Jim Bridenstine przedstawił założenia planu NASA opiewającego na ponad 25 miliardów dolarów. Jednym z jego punktów jest wydobycie na Marsie fragmentów skał, które następnie trafią na Ziemię.
Bez względu na to, czy jedziemy nad morze, w góry, zagranicę czy też na inną planetę – pamiątki z tych miejsc zawsze są mile widziane. W przypadku Marsa mają one mieć oczywiście głównie naukową wartość. Jeśli przedsięwzięcie się powiedzie, będzie to historyczny wynik.
Podstawą wyprawy na Czerwoną Planetę ma być misja Artemis, w ramach której ludzkość miałaby ponownie stanąć na powierzchni Księżyca. NASA zamierza dokonać tego najpóźniej do 2024 roku, co może się udać, biorąc pod uwagę fakt, że budżet agencji został znacząco powiększony. W przypadku sukcesu programu Artemis, kolejnym krokiem będzie misja załogowa na Marsa.

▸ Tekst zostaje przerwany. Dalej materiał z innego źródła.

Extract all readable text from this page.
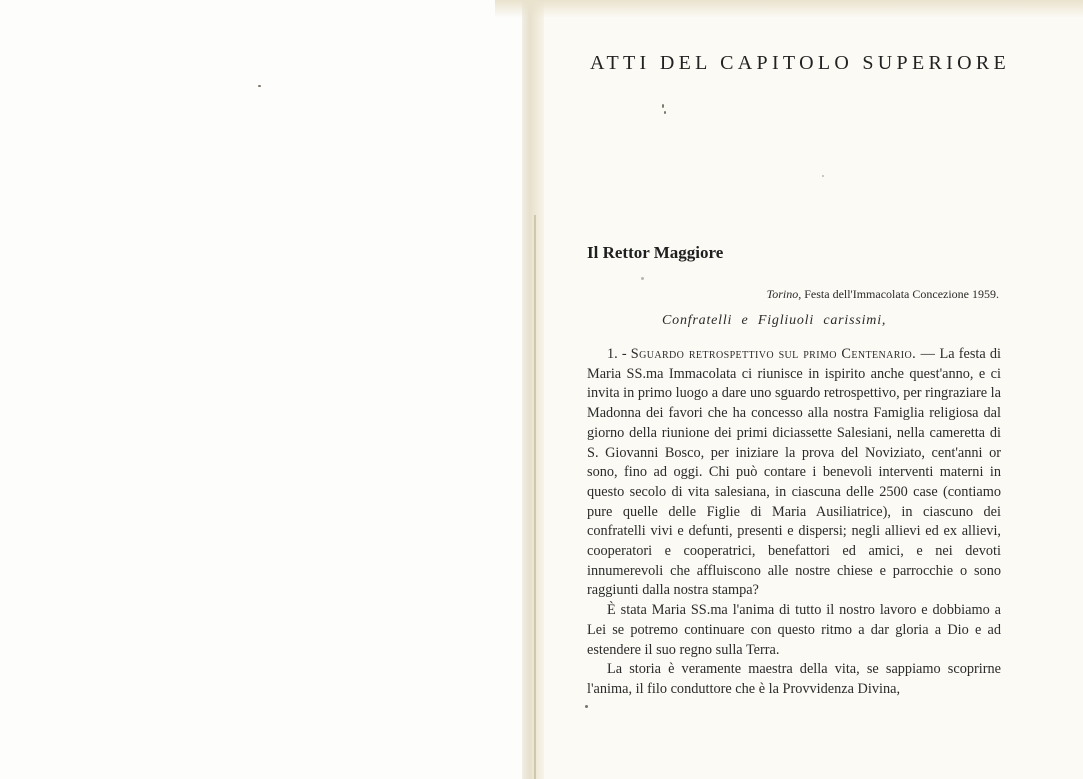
ATTI DEL CAPITOLO SUPERIORE
Il Rettor Maggiore
Torino, Festa dell'Immacolata Concezione 1959.
Confratelli e Figliuoli carissimi,

1. - Sguardo retrospettivo sul primo Centenario. — La festa di Maria SS.ma Immacolata ci riunisce in ispirito anche quest'anno, e ci invita in primo luogo a dare uno sguardo retrospettivo, per ringraziare la Madonna dei favori che ha concesso alla nostra Famiglia religiosa dal giorno della riunione dei primi diciassette Salesiani, nella cameretta di S. Giovanni Bosco, per iniziare la prova del Noviziato, cent'anni or sono, fino ad oggi. Chi può contare i benevoli interventi materni in questo secolo di vita salesiana, in ciascuna delle 2500 case (contiamo pure quelle delle Figlie di Maria Ausiliatrice), in ciascuno dei confratelli vivi e defunti, presenti e dispersi; negli allievi ed ex allievi, cooperatori e cooperatrici, benefattori ed amici, e nei devoti innumerevoli che affluiscono alle nostre chiese e parrocchie o sono raggiunti dalla nostra stampa?

È stata Maria SS.ma l'anima di tutto il nostro lavoro e dobbiamo a Lei se potremo continuare con questo ritmo a dar gloria a Dio e ad estendere il suo regno sulla Terra.

La storia è veramente maestra della vita, se sappiamo scoprirne l'anima, il filo conduttore che è la Provvidenza Divina,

Część budżetu NASA na 2021 rok mają stanowić środki przeznaczone na dostarczenie na Ziemię marsjańskich próbek. Wszystko za sprawą Mars Sample Return, która zakłada udział robotów w wydobyciu skał, dostarczeniu ich na pokład statku a następnie wystrzeleniu w stronę Ziemi. Analiza gleby powinna umożliwić naukowcwom wyjaśnienie, czy na Marsie obecnie bądź w przeszłości występowało życie.